Sunday, September 4, 2016

Progress on the hillside, part 5


Harebell has been blooming all summer

As I mentioned last time, I didn't expect to do more work on this area until fall - but I've anticipated fall by a few weeks.

After a hot dry August, the poppies and other wildflowers growing across the bottom of the hill were done, so I decided to go ahead and dig them all up. This bottom strip had mulch and other organic material piled up, but I had to dig under it to remove the old landscape fabric. Now it seems so flattened, but the hillside is back to it's normal gradual slope at the bottom leading into very steep at the top. I did this work last week before the rains, so I was coated in dust!

Looking northwest

Looking southwest

I planted three new coneflowers, two echinacea purpurea 'Pow Wow Wild Berry' and one echinacea 'Double Scoop Cranberry'. The sale section at local hardware stores is nice late in the summer!

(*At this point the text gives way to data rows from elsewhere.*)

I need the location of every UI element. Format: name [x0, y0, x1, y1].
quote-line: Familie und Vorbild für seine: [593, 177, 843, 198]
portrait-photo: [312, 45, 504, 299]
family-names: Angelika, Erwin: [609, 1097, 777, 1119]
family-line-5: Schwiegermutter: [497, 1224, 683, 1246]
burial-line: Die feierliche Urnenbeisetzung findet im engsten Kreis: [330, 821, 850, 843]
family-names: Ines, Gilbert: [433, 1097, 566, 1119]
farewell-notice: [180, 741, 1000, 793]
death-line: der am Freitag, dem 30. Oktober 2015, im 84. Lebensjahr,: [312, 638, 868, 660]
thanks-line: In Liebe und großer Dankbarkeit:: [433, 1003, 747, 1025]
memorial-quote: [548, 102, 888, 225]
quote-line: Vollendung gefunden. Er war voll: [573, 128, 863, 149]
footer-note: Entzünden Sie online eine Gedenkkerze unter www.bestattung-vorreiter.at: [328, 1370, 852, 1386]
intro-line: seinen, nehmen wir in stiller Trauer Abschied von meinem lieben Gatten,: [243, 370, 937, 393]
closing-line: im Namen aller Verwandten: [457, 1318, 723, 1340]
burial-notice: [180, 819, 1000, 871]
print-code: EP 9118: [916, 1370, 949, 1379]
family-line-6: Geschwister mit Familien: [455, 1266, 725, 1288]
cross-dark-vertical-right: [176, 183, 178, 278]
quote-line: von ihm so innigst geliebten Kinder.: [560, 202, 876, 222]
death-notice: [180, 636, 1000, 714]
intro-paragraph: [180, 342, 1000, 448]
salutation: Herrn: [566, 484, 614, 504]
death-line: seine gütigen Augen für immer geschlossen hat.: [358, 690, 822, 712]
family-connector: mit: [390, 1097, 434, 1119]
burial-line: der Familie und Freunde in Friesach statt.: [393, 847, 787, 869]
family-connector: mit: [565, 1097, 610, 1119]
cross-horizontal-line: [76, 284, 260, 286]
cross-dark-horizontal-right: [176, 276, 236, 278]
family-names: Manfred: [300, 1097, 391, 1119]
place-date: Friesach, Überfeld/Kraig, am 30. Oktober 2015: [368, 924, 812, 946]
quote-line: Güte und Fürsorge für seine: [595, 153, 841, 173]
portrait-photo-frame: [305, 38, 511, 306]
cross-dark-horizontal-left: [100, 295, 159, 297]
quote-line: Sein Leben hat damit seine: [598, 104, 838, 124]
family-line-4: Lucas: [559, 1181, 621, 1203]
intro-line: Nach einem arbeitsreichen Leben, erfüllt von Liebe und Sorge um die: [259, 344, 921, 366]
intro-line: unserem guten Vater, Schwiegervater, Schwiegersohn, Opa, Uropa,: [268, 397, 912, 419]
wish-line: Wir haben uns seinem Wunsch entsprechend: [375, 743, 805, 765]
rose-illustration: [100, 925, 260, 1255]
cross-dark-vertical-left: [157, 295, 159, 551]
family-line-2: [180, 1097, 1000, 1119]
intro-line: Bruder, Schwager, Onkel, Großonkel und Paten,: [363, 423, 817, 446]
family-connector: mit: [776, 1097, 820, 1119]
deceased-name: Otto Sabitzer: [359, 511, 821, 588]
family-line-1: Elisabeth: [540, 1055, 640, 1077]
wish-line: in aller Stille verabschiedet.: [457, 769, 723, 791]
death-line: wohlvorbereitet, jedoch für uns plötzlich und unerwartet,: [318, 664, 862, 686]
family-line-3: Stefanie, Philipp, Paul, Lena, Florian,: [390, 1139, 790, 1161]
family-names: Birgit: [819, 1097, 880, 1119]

Pow Wow Wild Berry coneflower

Double Scoop Cranberry coneflower

I also moved two penstemon that were below the hot lips salvia, one is a Rocky Mountain, the other was the unknown variety. They were getting buried under the lupine, which has grown much larger than I expected (and is now suffering from powdery mildew, but I think that's fairly normal for lupine here).
Enthusiastic lupine, done blooming now

That leaves a lot of bare ground, but I'm waiting until I can get more meadow plants to see how far up the slope I want to plant them. I've been growing Oregon stonecrop offshoots in pots so some of those will end up here too.

Everything else is growing well and the raspberries have gone crazy, I'm picking a lot more than I expected for the first summer. They need wires, but first I have to drill holes for the fence posts. No pictures of the raspberries, apparently I forgot to take any on that side of the hill.

Red satin coreopsis

Thrift

Yarrow, reblooming

Hot lips salvia has bloomed all summer

Oregon stonecrop and wild strawberries

I like how the rock stream is turning out, need to plant the lower section and then I want to extend it across the flat below the slope as plants instead of rocks. Maybe a stream of native lupines growing across the meadow that I'm working on plating down there (thus the plastic visible in some of these pictures).

Rock stream growing in
New section of rock stream to plant

The grapes above the slope are also growing wildly, they're providing quite a bit more shade than expected over the top of the slope. They'll be pruned more aggressively next year, and I have plans to re-do the grape trellis to move it slightly back from the slope.

Aggressive grapes visible on the right

Now I just need to keep the weeds under control until some of my plants get bigger!